Inequality news keeps breaking over our ‘egalitarian’ homeland

The excellent online publication The Conversation provides an opportunity for academics of sprightly mind to engage in evidence-based public debate and get their views to a large, mostly non-academic audience. (Audience figures here are not too shabby, with a claim of 2.6 million users monthly. Can Murdoch’s ‘quality’ paper claim as many?)

Honest History has pursued the issue of inequality for some time and we are happy to add to our package of resources an article from David Fleming and Tom Measham, both from the CSIRO, on which areas of Australia are most unequal.

At state level, based on our estimates in 2011, the most unequal jurisdiction was NSW (0.42 [Gini co-effcient]), followed by the Northern Territory (0.40), while the least unequal was Tasmania (0.38), meaning that the gap between the rich and the poor was bigger in NSW than in Tasmania. However, income distribution varies over time, with the ACT showing the biggest change in income inequality, where the Gini coefficient increased from 0.35 in 2001 to 0.39 in 2011.

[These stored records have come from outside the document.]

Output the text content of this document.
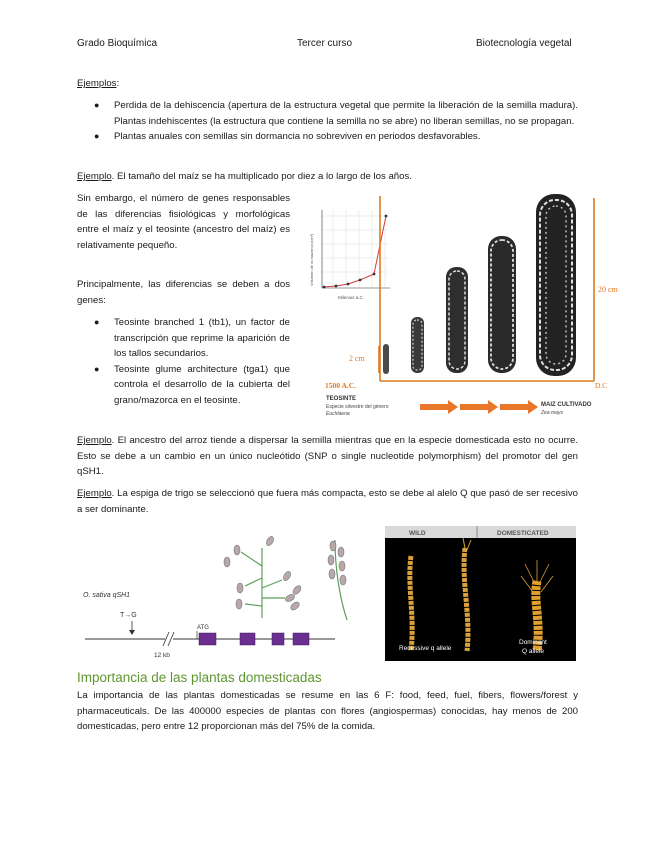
Grado Bioquímica	Tercer curso	Biotecnología vegetal
Ejemplos:
● Perdida de la dehiscencia (apertura de la estructura vegetal que permite la liberación de la semilla madura). Plantas indehiscentes (la estructura que contiene la semilla no se abre) no liberan semillas, no se propagan.
● Plantas anuales con semillas sin dormancia no sobreviven en periodos desfavorables.
Ejemplo. El tamaño del maíz se ha multiplicado por diez a lo largo de los años.

Sin embargo, el número de genes responsables de las diferencias fisiológicas y morfológicas entre el maíz y el teosinte (ancestro del maíz) es relativamente pequeño.

Principalmente, las diferencias se deben a dos genes:

● Teosinte branched 1 (tb1), un factor de transcripción que reprime la aparición de los tallos secundarios.
● Teosinte glume architecture (tga1) que controla el desarrollo de la cubierta del grano/mazorca en el teosinte.
Volumen de la mazorca (cm³)
Milenios a.C.
20 cm
2 cm
1500 A.C.	D.C
TEOSINTE
Especie silvestre del género
Euchlaena
MAIZ CULTIVADO
Zea mays
Ejemplo. El ancestro del arroz tiende a dispersar la semilla mientras que en la especie domesticada esto no ocurre. Esto se debe a un cambio en un único nucleótido (SNP o single nucleotide polymorphism) del promotor del gen qSH1.
Ejemplo. La espiga de trigo se seleccionó que fuera más compacta, esto se debe al alelo Q que pasó de ser recesivo a ser dominante.
O. sativa qSH1
T→G
ATG
12 kb
WILD	DOMESTICATED
Recessive q allele
Dominant
Q allele
Importancia de las plantas domesticadas

La importancia de las plantas domesticadas se resume en las 6 F: food, feed, fuel, fibers, flowers/forest y pharmaceuticals. De las 400000 especies de plantas con flores (angiospermas) conocidas, hay menos de 200 domesticadas, pero entre 12 proporcionan más del 75% de la comida.
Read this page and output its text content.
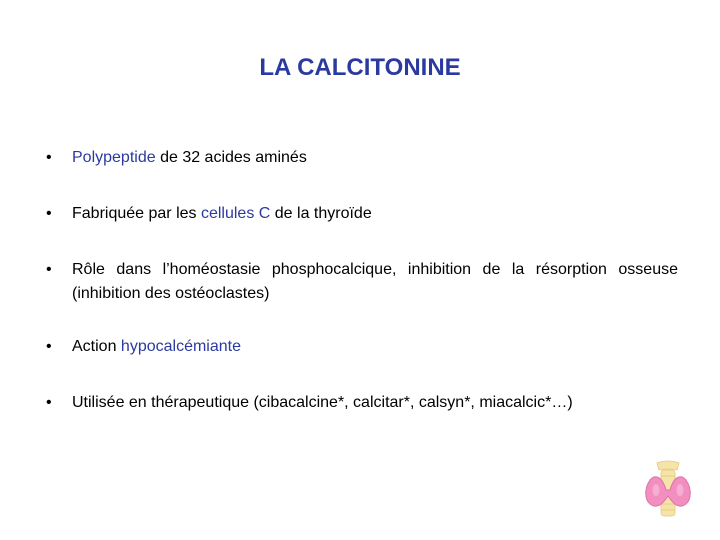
LA CALCITONINE
•	Polypeptide de 32 acides aminés
•	Fabriquée par les cellules C de la thyroïde
•	Rôle dans l’homéostasie phosphocalcique, inhibition de la résorption osseuse (inhibition des ostéoclastes)
•	Action hypocalcémiante
•	Utilisée en thérapeutique (cibacalcine*, calcitar*, calsyn*, miacalcic*…)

Also in The Conversation today is a handy fact check from Genevieve Knight of Flinders University of Bill Shorten’s claim recently on QandA that Australia is the most unequal it has been for 75 years. (This relied mostly on work by Andrew Leigh MP, which we have featured.) The verdict?

It all depends on what figures you use. Shorten’s representation of his ALP colleague Andrew Leigh’s data is perhaps slightly exaggerated but broadly correct – give or take a few years. There are not many inequality analyses going back as far as 75 years and most research supports the proposition that inequality has been rising in Australia.

There is data recently released by the ABS using the Gini coefficient that suggests inequality may have been a little bit higher seven or eight years ago than it is now. But there are strong doubts about whether this is true statistical difference or a trend. So it is too early to say whether inequality was stable or falling over the period from 2007-8 to now.

And the fact check gets a tick from The Conversation‘s reviewer, who concludes there are some issues about choice of index but, nevertheless, ‘[w]hatever index we use, it is reasonably clear that inequality is not falling over the long term in Australia, and is a key area of policy concern’.